The Franchise and Other segment derives revenue from royalties, license fees and area development and foreign master license sales. The Franchise and Other segment includes Company-owned restaurants, which are used as prototypes and training facilities. Assets for this segment include equipment, furniture and fixtures for the Company restaurants.

Corporate administration and other assets primarily include the deferred tax asset, cash and short-term investments, as well as furniture and fixtures located at the corporate office. All assets are located within the United States.
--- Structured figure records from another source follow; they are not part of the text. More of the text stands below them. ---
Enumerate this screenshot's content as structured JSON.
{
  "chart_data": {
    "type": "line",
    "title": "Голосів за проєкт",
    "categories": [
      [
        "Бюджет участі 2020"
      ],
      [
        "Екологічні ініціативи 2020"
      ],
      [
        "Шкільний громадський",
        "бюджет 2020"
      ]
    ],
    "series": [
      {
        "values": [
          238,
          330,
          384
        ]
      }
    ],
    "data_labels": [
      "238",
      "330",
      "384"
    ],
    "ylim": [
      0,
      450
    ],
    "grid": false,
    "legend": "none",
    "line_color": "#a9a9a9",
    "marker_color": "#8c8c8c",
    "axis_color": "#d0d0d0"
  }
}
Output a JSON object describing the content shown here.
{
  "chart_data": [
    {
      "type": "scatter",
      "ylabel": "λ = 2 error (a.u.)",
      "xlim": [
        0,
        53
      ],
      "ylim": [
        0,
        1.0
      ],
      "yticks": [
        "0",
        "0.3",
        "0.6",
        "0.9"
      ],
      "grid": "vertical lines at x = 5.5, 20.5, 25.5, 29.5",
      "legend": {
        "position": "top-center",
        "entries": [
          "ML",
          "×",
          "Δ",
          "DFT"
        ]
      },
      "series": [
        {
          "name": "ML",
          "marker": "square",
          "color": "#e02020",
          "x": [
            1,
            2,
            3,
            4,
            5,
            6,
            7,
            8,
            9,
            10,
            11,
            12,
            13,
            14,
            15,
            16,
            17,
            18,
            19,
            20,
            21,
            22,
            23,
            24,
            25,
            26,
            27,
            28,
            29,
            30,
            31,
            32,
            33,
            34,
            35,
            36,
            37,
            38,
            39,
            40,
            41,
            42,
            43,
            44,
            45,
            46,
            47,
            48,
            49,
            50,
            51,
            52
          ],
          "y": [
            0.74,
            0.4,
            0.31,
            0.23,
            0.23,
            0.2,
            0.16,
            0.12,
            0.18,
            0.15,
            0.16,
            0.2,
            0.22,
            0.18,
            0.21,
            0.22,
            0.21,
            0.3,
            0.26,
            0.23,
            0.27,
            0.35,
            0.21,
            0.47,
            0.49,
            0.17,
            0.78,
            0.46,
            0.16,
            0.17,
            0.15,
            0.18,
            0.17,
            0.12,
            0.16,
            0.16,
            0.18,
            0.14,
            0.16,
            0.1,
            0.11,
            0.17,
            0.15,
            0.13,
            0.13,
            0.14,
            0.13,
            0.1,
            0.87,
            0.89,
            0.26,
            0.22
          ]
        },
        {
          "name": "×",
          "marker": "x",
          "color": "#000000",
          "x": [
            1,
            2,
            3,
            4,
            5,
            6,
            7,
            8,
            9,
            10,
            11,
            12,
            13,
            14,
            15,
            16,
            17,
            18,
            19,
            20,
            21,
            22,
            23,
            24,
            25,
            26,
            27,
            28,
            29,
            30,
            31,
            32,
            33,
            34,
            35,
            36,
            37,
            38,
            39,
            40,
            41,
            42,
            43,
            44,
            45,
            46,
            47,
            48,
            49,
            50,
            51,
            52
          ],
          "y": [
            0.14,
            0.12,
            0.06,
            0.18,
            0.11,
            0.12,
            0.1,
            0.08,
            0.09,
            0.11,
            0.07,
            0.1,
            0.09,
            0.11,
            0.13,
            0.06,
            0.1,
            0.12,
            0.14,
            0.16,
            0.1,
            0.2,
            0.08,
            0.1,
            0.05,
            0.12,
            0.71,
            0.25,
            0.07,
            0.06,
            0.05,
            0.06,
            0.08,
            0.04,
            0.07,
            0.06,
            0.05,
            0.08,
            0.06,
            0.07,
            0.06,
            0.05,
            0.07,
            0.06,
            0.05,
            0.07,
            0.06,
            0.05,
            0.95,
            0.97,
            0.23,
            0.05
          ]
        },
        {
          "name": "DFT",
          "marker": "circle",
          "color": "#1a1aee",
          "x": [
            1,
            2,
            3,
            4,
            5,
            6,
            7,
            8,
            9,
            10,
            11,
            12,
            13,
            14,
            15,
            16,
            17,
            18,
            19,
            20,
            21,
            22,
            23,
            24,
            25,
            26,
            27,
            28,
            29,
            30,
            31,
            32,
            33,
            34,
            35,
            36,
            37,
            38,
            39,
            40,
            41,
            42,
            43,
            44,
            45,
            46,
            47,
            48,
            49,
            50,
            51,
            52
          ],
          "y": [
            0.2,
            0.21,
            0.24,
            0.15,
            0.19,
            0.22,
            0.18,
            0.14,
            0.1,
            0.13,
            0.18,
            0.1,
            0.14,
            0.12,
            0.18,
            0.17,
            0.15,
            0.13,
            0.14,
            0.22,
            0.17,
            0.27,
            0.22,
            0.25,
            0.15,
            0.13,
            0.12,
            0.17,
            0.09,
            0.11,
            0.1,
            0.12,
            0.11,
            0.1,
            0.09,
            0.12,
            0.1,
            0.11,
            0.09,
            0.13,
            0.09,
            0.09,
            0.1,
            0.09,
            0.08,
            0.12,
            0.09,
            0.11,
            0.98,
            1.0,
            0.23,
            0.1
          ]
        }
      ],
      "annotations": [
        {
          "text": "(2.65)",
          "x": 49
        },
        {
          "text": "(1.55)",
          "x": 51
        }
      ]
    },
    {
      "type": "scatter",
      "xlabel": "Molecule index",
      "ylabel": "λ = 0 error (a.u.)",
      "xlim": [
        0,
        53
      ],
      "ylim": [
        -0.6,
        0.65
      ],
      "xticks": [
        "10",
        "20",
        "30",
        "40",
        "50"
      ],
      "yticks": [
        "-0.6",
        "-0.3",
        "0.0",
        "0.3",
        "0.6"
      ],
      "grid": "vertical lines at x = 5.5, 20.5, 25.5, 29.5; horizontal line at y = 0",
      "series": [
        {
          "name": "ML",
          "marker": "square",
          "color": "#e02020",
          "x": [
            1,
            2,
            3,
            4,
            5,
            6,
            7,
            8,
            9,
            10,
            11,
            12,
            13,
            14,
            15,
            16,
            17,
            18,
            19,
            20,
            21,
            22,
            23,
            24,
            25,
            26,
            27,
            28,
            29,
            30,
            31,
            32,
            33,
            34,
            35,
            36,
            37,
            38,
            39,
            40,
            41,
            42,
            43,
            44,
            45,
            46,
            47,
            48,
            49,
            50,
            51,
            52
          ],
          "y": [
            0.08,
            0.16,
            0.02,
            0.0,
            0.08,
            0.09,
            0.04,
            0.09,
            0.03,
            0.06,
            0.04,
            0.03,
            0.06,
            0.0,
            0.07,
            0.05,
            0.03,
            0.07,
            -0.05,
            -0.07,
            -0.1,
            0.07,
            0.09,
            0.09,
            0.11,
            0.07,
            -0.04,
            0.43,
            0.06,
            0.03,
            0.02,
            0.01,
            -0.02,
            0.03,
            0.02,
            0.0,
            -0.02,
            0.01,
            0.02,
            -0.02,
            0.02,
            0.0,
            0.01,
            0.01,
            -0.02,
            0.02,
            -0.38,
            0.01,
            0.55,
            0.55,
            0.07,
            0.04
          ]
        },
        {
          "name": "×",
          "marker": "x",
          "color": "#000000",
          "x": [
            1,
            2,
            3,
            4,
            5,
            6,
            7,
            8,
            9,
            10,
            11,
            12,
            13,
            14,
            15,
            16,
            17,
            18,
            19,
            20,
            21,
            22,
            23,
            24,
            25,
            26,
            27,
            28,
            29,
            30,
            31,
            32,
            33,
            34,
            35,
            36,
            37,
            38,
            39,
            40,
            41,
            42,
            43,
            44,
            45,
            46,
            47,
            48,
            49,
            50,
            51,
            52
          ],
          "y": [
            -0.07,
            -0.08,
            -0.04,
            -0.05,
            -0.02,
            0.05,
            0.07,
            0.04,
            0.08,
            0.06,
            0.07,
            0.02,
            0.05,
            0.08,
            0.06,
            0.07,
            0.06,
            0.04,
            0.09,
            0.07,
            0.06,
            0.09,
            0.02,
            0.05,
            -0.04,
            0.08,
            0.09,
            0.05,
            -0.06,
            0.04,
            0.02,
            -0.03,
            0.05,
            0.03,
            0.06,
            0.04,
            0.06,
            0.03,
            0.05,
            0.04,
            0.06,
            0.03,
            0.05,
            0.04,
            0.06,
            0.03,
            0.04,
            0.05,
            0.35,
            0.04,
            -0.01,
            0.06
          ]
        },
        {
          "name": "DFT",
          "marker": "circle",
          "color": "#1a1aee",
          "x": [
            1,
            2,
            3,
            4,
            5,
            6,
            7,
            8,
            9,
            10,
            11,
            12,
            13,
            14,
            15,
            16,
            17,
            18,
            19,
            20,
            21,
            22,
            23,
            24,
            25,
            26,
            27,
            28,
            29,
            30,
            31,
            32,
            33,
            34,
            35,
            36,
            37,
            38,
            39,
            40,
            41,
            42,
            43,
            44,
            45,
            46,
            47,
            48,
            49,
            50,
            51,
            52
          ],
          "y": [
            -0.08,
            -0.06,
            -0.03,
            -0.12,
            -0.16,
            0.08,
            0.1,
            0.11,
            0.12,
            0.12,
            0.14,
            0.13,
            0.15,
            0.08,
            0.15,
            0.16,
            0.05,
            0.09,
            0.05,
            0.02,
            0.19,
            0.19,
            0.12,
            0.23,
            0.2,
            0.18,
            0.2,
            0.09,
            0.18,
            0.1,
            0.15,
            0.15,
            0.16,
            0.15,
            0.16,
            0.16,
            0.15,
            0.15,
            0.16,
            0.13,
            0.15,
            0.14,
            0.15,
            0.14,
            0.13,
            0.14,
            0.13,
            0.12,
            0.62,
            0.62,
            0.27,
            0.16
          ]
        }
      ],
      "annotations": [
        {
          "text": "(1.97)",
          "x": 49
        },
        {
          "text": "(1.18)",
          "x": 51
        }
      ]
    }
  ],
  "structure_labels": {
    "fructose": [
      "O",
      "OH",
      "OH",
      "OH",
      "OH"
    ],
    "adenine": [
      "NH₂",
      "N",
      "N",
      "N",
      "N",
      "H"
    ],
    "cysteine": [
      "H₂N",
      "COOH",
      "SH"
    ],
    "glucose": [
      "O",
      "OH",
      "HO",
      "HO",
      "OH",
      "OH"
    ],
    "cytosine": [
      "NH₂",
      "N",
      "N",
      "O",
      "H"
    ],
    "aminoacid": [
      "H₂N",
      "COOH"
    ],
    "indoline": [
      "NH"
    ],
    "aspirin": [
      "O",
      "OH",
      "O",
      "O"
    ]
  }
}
Summarized in the following tables are net sales and operating revenues, depreciation and amortization expense, interest expense, pre-tax income, income tax provision (benefit), capital expenditures and assets for the Company's reportable segments as of and for the years ended June 28, 2009 and June 29, 2008 (in thousands):


      Year  Ended  
     

June 28,

   

June 29,

 
     

2009

   

2008

 
Net sales and operating revenues:    
Food and equipment distribution     $ 37,793   $ 43,807  
Franchise and other (2)       6,053     5,711  
Inter-segment revenues       642     311  
     Combined       44,488     49,829  
Less inter-segment revenues       (642 )   (311 )
     Consolidated revenues     $ 43,846   $ 49,518  
 
Depreciation and amortization:    
Food and equipment distribution     $ -   $ 1  
Franchise and other (2)       193     272  
     Combined       193     273  
Corporate administration and other       97     69  
     Depreciation and amortization     $ 290   $ 342  
 
Interest expense:    
Food and equipment distribution     $ --   $ --  
Franchise and other (2)       --     --  
     Combined       --     --  
Corporate administration and other       57     46  
     Interest expense     $ 57   $ 46  
 
Pre-Tax income:    
Food and equipment distribution (1)     $ 1,498   $ 2,419  
Franchise and other (1), (2)       1,974     2,102  
Inter-segment profit       158     72  
     Combined       3,630     4,593  
Less inter-segment profit       (158 )   (72 )
Corporate administration and other       (1,769 )   (1,795 )
     Income before taxes     $ 1,703   $ 2,726  
 
Income tax provision (benefit):    
Food and equipment distribution     $ --   $ --  
Franchise and other       --     --  
     Combined       --     --  
Corporate administration and other       531     (99 )
     Income tax (benefit) provision     $ 531   $ (99 )
 
    (1)   Does not include full allocation of corporate administration.  
 
    (2)   Company stores that were closed are included in discontinued operations in the accompanying consolidated statement of operations.   



      Year  Ended  
     

June 28,

   

June 29,

 
     

2009

   

2008

 
Capital Expenditures:    
Food and equipment distribution     $ --   $ --  
Franchise and other       708     10  
     Combined       708     10  
Corporate administration and other       341     239  
     Consolidated capital expenditures     $ 1,049   $ 249  
 
Assets:    
Food and equipment distribution     $ 2,369   $ 3,311  
Franchise and other       1,363     629  
Combined       3,732     3,940  
Corporate administration and other       3,330     3,895  
Consolidated assets     $ 7,062   $ 7,835  
 
Geographic Information (Revenues):    
United States     $ 42,815   $ 47,709  
Foreign countries       1,031     1,809  
     Consolidated total     $ 43,846   $ 49,518  


NOTE L– SUBSEQUENT EVENTS:

In accordance with SFAS No. 165, we have evaluated events or transactions occurring after June 28, 2009, the balance sheet date, through September 23, 2009, the date the financial statements were issued, and determined there have been no such events or transactions which would impact our financial statements for the year ended June 28, 2009.